The distribution function of random variables is not easy to understand. I found the following online:
Definition 2.1.2It is a random variable, an arbitrary real number, a function
Is called the distribution function.
Distributed functions have the following properties:
(1 ).
(2) monotonous, that is, if.
(3) right continuity refers to the existence of the right limit at any place and equal to, that is, the right limit.

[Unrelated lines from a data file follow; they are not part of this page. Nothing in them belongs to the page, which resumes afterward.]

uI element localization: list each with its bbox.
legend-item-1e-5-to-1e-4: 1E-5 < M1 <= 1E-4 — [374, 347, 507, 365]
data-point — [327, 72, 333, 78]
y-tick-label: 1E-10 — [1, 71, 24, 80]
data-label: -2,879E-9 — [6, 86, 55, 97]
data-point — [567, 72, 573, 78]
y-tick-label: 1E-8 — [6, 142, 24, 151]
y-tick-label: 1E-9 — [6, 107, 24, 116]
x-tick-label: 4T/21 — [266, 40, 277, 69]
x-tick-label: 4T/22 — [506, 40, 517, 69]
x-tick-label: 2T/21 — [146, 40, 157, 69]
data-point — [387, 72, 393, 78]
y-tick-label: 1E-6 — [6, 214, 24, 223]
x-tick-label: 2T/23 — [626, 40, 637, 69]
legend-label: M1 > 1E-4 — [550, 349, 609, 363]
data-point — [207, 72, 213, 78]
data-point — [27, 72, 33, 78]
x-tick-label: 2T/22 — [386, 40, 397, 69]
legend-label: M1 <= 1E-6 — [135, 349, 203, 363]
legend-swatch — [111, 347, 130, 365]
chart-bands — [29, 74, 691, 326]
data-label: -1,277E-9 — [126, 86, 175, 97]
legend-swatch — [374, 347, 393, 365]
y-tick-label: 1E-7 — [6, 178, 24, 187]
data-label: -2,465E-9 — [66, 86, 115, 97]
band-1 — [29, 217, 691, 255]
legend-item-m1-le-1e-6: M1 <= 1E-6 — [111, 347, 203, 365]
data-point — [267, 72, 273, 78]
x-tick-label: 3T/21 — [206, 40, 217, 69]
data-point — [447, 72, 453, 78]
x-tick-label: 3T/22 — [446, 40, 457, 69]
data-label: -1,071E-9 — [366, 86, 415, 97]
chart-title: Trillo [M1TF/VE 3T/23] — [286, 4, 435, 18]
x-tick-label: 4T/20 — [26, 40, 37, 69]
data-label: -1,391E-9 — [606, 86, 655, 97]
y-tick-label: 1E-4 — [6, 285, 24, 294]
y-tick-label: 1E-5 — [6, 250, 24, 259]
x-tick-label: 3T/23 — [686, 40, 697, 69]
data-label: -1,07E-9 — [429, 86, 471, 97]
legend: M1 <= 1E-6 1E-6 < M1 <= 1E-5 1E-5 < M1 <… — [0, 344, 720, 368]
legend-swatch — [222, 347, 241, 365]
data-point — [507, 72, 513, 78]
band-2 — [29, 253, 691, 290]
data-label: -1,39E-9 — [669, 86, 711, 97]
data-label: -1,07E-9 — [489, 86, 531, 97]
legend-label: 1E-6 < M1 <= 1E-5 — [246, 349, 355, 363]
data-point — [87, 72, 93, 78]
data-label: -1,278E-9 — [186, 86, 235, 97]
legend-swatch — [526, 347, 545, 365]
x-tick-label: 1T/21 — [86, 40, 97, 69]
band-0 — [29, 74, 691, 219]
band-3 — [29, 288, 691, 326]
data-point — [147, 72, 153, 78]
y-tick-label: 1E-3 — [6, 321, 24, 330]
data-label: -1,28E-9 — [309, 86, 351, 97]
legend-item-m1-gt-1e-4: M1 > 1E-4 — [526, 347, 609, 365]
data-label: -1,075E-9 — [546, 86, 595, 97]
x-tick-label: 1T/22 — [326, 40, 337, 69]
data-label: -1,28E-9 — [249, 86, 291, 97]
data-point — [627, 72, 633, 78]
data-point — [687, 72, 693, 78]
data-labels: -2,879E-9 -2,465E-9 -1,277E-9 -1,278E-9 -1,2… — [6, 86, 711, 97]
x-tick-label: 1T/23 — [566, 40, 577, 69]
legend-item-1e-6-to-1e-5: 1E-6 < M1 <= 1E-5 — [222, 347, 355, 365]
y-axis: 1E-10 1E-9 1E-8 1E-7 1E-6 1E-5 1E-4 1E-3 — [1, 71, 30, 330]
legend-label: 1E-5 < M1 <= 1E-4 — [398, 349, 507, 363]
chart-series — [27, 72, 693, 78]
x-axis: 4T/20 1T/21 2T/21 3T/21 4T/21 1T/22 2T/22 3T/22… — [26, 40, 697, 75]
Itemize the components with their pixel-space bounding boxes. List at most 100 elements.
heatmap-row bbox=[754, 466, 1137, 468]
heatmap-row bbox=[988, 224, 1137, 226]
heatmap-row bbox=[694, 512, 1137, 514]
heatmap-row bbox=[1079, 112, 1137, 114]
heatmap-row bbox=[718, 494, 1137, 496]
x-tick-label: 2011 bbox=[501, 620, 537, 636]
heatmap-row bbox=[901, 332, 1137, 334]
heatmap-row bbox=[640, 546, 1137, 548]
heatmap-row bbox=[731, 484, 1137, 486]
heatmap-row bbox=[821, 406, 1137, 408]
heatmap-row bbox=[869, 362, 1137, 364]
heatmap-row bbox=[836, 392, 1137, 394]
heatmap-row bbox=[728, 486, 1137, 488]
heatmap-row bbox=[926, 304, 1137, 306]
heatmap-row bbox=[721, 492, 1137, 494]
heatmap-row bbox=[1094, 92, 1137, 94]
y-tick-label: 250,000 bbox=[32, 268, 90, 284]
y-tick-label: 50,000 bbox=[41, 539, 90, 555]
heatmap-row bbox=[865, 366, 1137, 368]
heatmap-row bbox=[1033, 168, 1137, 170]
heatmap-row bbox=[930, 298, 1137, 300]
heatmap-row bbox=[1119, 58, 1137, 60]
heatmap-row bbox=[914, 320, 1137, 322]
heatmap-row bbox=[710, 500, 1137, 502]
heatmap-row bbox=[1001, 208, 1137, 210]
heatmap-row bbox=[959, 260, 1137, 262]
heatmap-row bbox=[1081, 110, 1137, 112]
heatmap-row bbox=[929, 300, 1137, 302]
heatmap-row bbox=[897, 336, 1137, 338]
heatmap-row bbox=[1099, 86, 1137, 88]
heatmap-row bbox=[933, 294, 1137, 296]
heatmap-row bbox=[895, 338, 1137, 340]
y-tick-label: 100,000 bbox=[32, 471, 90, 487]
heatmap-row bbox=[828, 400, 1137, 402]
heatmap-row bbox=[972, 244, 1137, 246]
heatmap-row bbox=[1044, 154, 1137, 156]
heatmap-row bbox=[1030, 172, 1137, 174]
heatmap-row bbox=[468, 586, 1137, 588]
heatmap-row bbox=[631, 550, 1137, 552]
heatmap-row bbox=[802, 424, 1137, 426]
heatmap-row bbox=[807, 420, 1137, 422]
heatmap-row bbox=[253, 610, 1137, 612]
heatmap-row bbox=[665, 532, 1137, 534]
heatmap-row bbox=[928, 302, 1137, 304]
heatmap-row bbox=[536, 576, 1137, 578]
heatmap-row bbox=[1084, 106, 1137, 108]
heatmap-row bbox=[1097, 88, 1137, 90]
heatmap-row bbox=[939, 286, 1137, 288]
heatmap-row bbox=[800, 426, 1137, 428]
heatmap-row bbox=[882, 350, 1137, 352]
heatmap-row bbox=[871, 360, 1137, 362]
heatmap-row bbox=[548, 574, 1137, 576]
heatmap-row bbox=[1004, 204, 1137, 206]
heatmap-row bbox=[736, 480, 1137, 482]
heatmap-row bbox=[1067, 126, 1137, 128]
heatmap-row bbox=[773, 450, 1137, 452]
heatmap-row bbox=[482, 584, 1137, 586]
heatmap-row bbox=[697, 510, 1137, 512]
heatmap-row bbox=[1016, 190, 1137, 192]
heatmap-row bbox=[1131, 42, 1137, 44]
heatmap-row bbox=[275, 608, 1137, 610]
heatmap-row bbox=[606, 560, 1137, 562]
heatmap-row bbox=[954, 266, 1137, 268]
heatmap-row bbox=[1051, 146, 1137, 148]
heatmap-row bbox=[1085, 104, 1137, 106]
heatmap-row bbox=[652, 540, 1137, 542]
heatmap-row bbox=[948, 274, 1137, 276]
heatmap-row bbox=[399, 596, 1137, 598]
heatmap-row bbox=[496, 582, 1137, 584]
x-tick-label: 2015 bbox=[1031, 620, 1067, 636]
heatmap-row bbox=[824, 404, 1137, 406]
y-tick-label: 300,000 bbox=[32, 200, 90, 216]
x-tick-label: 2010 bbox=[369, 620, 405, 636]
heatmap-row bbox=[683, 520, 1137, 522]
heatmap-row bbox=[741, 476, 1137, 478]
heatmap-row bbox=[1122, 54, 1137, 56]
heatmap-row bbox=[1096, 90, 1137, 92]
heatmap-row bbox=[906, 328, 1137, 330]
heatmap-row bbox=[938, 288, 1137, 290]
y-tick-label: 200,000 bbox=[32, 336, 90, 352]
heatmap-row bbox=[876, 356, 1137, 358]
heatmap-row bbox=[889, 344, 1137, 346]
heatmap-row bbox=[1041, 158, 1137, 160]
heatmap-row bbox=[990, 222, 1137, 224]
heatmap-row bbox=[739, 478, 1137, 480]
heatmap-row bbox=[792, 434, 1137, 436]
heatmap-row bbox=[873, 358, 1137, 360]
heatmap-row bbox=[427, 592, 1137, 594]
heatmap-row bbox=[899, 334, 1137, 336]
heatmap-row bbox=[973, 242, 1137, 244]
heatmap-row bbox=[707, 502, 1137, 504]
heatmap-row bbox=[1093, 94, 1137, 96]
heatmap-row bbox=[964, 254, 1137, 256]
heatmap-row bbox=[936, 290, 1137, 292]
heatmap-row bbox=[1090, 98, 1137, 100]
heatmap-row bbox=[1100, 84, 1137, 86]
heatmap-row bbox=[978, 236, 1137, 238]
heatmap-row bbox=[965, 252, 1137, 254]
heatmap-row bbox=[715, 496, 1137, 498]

On the contrary, functions with the above three properties must be the distribution function of a random variable.
(4 ).
(1) What are the functions of introducing random variable distribution functions?
For random variables, we need to know not only what values are taken, but also the probability of getting these values. In addition, we need to know not only the probability of getting a value, more importantly, you need to know the probability of a value in any finite range, and
Therefore, the distribution function fully describes the statistical regularity of random variables.
On the other hand, a distributed function is a common real-value function that we are already familiar with in advanced mathematics. It has a very good nature, with the random variables and distributed functions, it is like setting up a bridge between the random phenomenon and higher education, so that we can use the method of higher education to study the statistical law of the random phenomenon.
(2)Are the sum of the two distribution functions still the distribution function?
No. In fact, if we set it to two distributed functions
.
F (x) indicates a number, which is a frequency value (between 0 and 1) and a frequency of x <X.